6- La BDL soutient activement une loi au Parlement exigeant le rapatriement des fonds transférés ou retirés en cash depuis le 25 octobre en infraction au capital control imposé par l’Association des banques et non respecté par certains de ses propres membres. La loi imposerait en cas de non-rapatriement une pénalité importante sur les banques ayant commis les infractions. Cette pénalité peut inclure la perte de leur licence, ayant failli à leur devoir fiduciaire et éthique de banquier, ayant porté préjudice aux déposants qui n’ont pas pu retirer leur argent et ayant aussi contribué à fragiliser le pays en période de grave crise. Des pénalités seraient aussi imposées aux personnes physiques qui ont transféré ou retiré de grandes sommes en cash pendant cette période, sachant que l’ABL l’avait interdit et qu’ils mettaient en danger la nation en contribuant à l’effondrement financier en période de révolution populaire.
Cela renflouerait les devises étrangères dans le système de quelque 6 milliards de dollars et renforcerait les banques.
7- La BDL, dans sa nouvelle structure, arrêterait de financer les déficits de l’État et tous les secteurs économiques, réduisant ses risques de pertes supplémentaires et laissant cette activité essentielle aux ministères correspondants, sous la supervision des organismes de contrôle, comme la plupart des banques centrales du monde développé.
8- La BDL doit s’abstenir de tout « mismatching » de monnaies qui présente un risque important qui consiste, par exemple, à recevoir l’argent des banques déposé auprès d’elle en dollars (et qui n’est autre que l’argent des économies des déposants et de leurs retraites) pour les prêter à son tour en livres libanaises à l’État ou financer ses déficits en livres, s’exposant au risque important de variation du taux de change en plus du risque de non-remboursement.

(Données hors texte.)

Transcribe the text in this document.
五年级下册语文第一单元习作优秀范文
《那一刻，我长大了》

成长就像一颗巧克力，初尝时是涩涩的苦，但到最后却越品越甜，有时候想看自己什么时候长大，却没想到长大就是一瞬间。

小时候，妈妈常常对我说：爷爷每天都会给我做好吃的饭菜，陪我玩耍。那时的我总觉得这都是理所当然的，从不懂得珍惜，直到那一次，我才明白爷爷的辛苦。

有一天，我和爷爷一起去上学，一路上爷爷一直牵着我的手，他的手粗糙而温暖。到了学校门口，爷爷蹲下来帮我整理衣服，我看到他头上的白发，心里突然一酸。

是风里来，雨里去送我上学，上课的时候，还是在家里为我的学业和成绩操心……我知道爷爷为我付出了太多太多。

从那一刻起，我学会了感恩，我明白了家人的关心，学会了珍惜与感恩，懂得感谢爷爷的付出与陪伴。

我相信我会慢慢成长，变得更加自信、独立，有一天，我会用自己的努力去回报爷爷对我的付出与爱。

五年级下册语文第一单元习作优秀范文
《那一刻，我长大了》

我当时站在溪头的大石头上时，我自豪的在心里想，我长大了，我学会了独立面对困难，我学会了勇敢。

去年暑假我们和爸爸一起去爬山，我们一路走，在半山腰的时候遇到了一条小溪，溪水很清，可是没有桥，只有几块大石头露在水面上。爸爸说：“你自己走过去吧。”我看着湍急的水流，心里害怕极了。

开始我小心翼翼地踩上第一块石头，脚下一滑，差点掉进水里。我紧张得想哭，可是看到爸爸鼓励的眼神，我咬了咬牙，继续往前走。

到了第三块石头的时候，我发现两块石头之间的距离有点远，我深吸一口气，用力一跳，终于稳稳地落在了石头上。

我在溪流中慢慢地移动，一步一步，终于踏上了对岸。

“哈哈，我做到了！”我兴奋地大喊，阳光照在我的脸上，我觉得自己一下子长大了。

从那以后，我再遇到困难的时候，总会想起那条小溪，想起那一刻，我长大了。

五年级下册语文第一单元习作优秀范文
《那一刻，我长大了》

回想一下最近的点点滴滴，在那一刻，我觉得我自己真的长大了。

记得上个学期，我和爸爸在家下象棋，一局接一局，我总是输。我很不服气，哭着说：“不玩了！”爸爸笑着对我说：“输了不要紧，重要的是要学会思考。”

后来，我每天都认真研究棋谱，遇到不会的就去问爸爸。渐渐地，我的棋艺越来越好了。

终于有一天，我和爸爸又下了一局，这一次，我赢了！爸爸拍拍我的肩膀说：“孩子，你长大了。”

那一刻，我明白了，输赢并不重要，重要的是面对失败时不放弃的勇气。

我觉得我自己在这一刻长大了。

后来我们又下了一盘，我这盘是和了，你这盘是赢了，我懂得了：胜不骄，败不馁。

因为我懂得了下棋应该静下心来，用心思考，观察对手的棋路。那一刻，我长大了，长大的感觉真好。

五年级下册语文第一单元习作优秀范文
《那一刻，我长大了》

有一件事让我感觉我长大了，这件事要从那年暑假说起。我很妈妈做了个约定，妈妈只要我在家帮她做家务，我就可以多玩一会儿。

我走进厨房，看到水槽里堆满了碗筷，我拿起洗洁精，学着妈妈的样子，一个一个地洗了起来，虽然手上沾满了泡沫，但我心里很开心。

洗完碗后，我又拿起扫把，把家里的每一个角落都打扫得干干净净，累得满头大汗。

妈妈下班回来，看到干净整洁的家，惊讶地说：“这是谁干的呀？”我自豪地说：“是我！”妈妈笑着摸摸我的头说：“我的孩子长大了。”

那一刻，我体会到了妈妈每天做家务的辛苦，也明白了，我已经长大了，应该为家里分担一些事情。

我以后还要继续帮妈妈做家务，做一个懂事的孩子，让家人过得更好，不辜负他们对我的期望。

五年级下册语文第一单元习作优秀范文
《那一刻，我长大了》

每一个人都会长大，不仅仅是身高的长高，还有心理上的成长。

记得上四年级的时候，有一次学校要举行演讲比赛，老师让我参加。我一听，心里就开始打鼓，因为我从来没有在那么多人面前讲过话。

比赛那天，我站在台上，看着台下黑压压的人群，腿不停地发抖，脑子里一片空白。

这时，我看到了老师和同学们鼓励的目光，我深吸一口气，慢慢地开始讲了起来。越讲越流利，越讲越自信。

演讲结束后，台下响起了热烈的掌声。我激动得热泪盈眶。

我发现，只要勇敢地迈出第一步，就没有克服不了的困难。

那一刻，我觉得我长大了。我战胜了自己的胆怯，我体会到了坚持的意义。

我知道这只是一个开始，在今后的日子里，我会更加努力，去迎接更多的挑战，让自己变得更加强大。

9- Il est très inquiétant de voir que suite aux grandes pertes subies par les banques et leur crise de liquidité (dues essentiellement au fait qu’elles ont placé les trois quarts des dépôts avec l’État libanais ou les institutions qui lui sont rattachées), la commission de contrôle des banques n’ait pas sonné l’alarme et ait continué son « business as usual » en ignorant les ratios de risque courants et les avertissements des agences de notation financière étrangères. C’est soit que la commission n’a pas saisi les choses importantes qui se passaient sous son nez, soit que ses membres n’ont pas voulu contrarier la banque où ils ont travaillé des années et ont donc fermé les yeux sur toutes les banques, les laissant réaliser de grands profits sans voir les conséquences graves que cela allait inévitablement avoir sur les épargnes du peuple. Les nouveaux membres doivent donc, pour le moins qu’on puisse dire, être issus d’institutions financières étrangères ou avoir quitté le secteur bancaire libanais depuis au moins quatre ans. Une réorganisation de la salle de change doit aussi être envisagée après l’arrestation et l’émission d’un acte d’accusation contre son directeur et son second.

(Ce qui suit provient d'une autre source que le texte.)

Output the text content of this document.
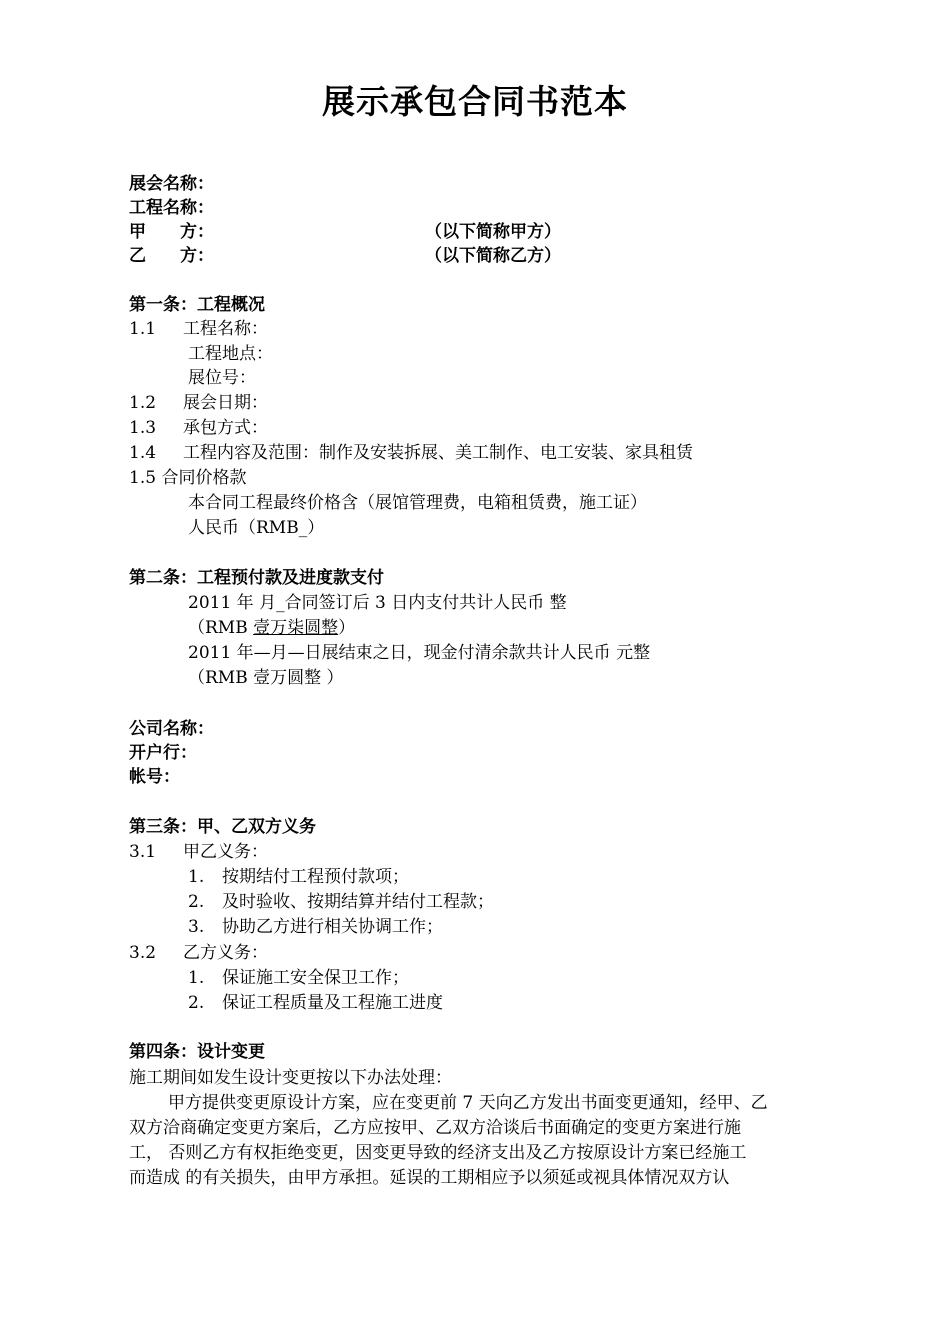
展示承包合同书范本
展会名称：
工程名称：
甲　　方：	（以下简称甲方）
乙　　方：	（以下简称乙方）
第一条：工程概况
1.1 工程名称：
工程地点：
展位号：
1.2 展会日期：
1.3 承包方式：
1.4 工程内容及范围：制作及安装拆展、美工制作、电工安装、家具租赁
1.5 合同价格款
本合同工程最终价格含（展馆管理费，电箱租赁费，施工证）
人民币（RMB_）
第二条：工程预付款及进度款支付
2011 年 月_合同签订后 3 日内支付共计人民币 整
（RMB 壹万柒圆整）
2011 年—月—日展结束之日，现金付清余款共计人民币 元整
（RMB 壹万圆整 ）
公司名称：
开户行：
帐号：
第三条：甲、乙双方义务
3.1 甲乙义务：
1. 按期结付工程预付款项；
2. 及时验收、按期结算并结付工程款；
3. 协助乙方进行相关协调工作；
3.2 乙方义务：
1. 保证施工安全保卫工作；
2. 保证工程质量及工程施工进度
第四条：设计变更
施工期间如发生设计变更按以下办法处理：
甲方提供变更原设计方案，应在变更前 7 天向乙方发出书面变更通知，经甲、乙
双方洽商确定变更方案后，乙方应按甲、乙双方洽谈后书面确定的变更方案进行施
工， 否则乙方有权拒绝变更，因变更导致的经济支出及乙方按原设计方案已经施工
而造成 的有关损失，由甲方承担。延误的工期相应予以须延或视具体情况双方认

Cette formule pour la BDL implique une gestion prudente et sage, une indépendance sans faille ainsi qu’une habileté à refuser les pressions des politiques, ce qui n’est pas facile au Liban. Elle a besoin pour bien réussir de s’accompagner d’un début de réforme effectif, des efforts sérieux de recouvrement des fonds volés et d’une première injection de fonds par le FMI ou des projets de BOT ou de la CEDRE.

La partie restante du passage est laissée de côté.